There is much grinding and gnashing of teeth in the broadsheets today over the plight of Britain’s parliamentary democracy. Michael Martin became the first speaker to be ousted from his chair since John Trevor 300 years ago, in the wake of the Members’ expenses scandal played out on a daily basis in the Telegraph and which has effected all parties. Much has been made of Martin’s working-class origins and his Catholicism (he’s the first Catholic to hold the chair since the era of Cromwell), but he is as much the product of a culture of vested interests – in this case, the old, male Labour aristocracy that, until very recently, kept an iron grip on the industrial West of Scotland – as any Old Etonian. And there have been many other recent speakers of impeccable working-class roots such as George Thomas and Betty Boothroyd who have encountered little prejudice (indeed Thomas, a devout Methodist, was accused of sectarianism himself).
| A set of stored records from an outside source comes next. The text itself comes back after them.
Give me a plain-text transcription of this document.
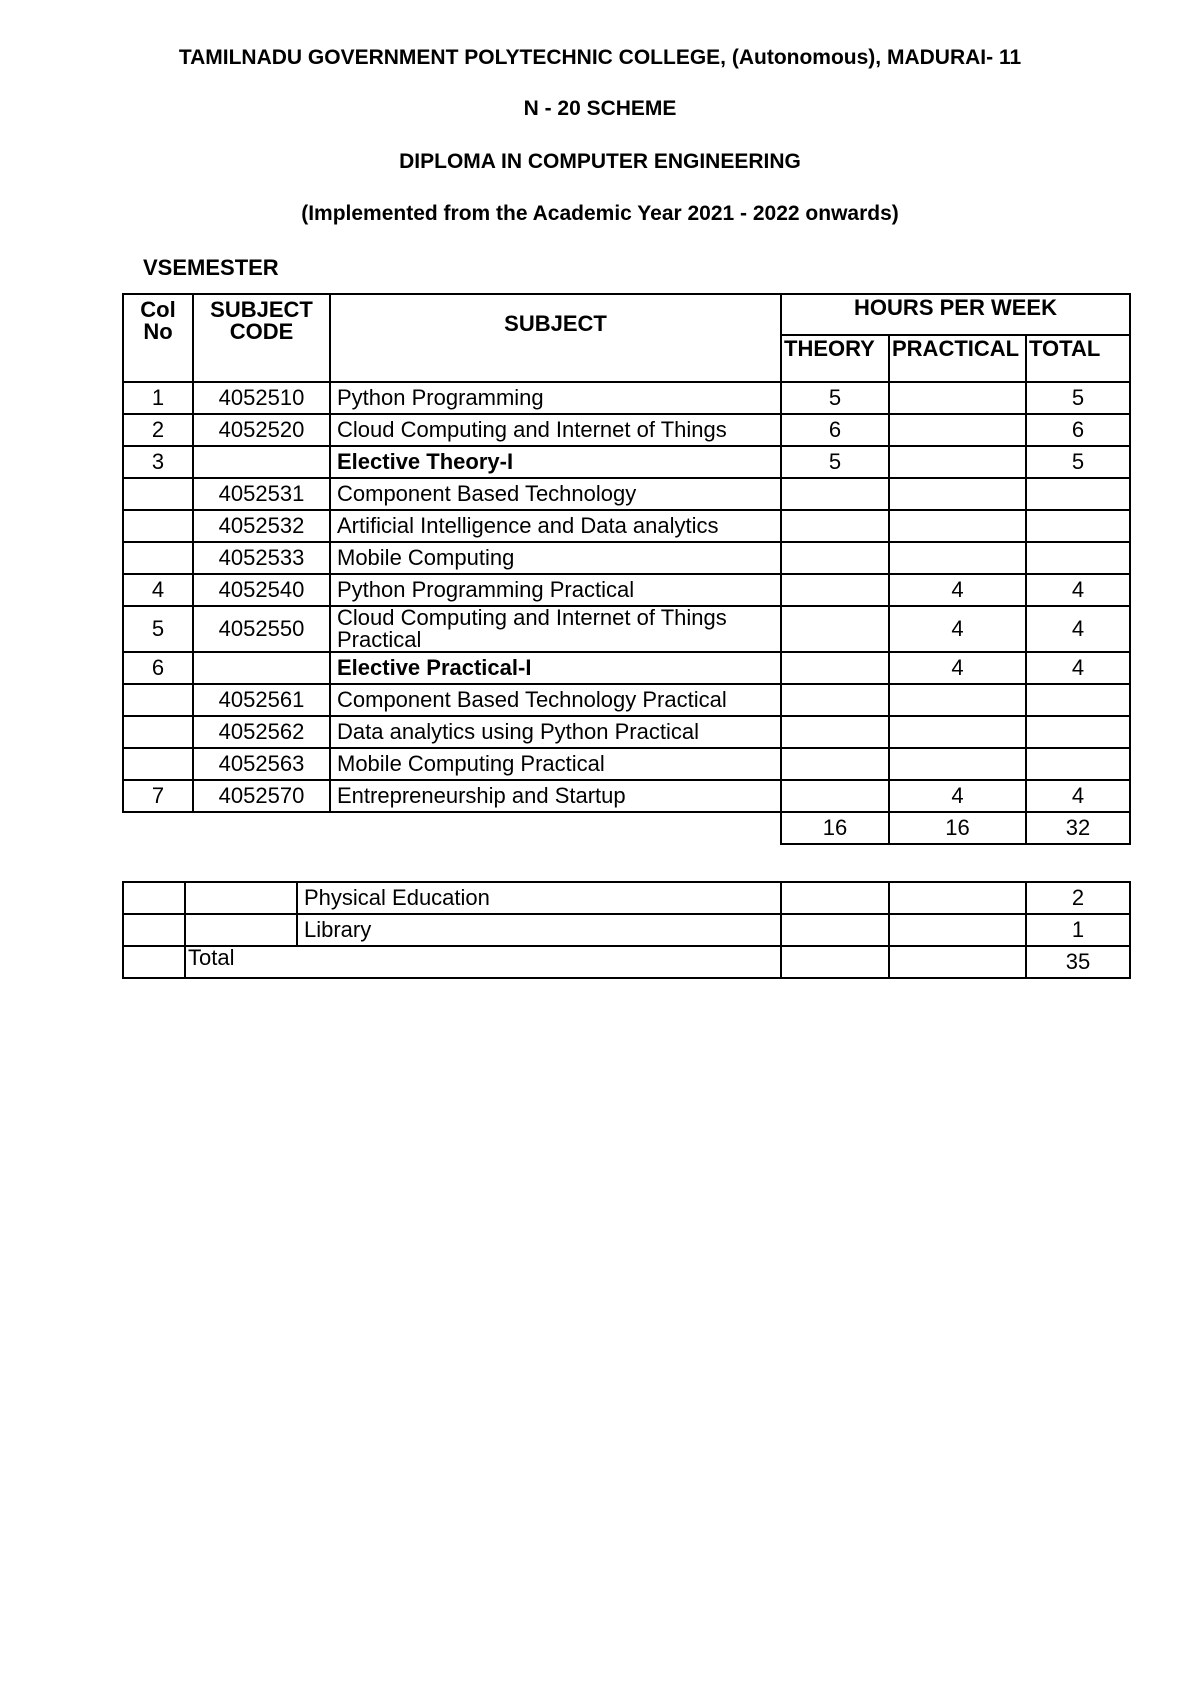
TAMILNADU GOVERNMENT POLYTECHNIC COLLEGE, (Autonomous), MADURAI- 11
N - 20 SCHEME
DIPLOMA IN COMPUTER ENGINEERING
(Implemented from the Academic Year 2021 - 2022 onwards)
VSEMESTER
Col No	SUBJECT CODE	SUBJECT	HOURS PER WEEK		
			THEORY	PRACTICAL	TOTAL
1	4052510	Python Programming	5		5
2	4052520	Cloud Computing and Internet of Things	6		6
3		Elective Theory-I	5		5
	4052531	Component Based Technology			
	4052532	Artificial Intelligence and Data analytics			
	4052533	Mobile Computing			
4	4052540	Python Programming Practical		4	4
5	4052550	Cloud Computing and Internet of Things Practical		4	4
6		Elective Practical-I		4	4
	4052561	Component Based Technology Practical			
	4052562	Data analytics using Python Practical			
	4052563	Mobile Computing Practical			
7	4052570	Entrepreneurship and Startup		4	4
			16	16	32
		Physical Education			2
		Library			1
	Total				35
However, they lacked Martin’s breathtaking inarticulacy (surely a problem for a Speaker). Reform, though on what scale, now looks inevitable, as does a general election and a trouncing for the Labour Party in the European elections on June 4th. Taking the long view, as historians should, we might draw parallels with the 17th century. No, there probably won’t be a civil war, but we are seeing an information revolution akin to that of the popular printing revolution. The result is an ongoing revolution in ideas, the belief that information should be accessible to all and that new ideas of governance can be expressed by all. Rather than be pessimistic about the future, history suggests we have grounds for optimism. In early modern Britain, the print revolution and the ferment of ideas that resulted, climaxed in the Glorious Revolution, the ‘first modern revolution’, in Steve Pincus’s phrase, that gave us remarkable financial and political innovations that benefitted Britain (and, arguably, the rest of the world) enormously.
Democrats can find good news elsewhere. In India, Monmohan Singh’s Congress Party has won that huge democracy’s 15th election. Even in the contested region of Jammu and Kashmir, the election passed off peacefully, and nationwide there was a 60 per cent turn out (60 per cent of which is under 35). It was a huge setback for the extremist Hindu nationalist BJP under their leader Lal Kishen Advani. Notable is the religious tolerance displayed by the electorate: PM Singh is a Sikh, while the Italian-born Roman Catholic Sonia Gandhi, formed a mother and son political double act with Rahul Gandhi, great-grandson of Jawaharlal. India is still wracked by poverty and bewildering bureaucracy, but democracy remains vibrant in a country whose economy will soon surpass that of its former colonial master.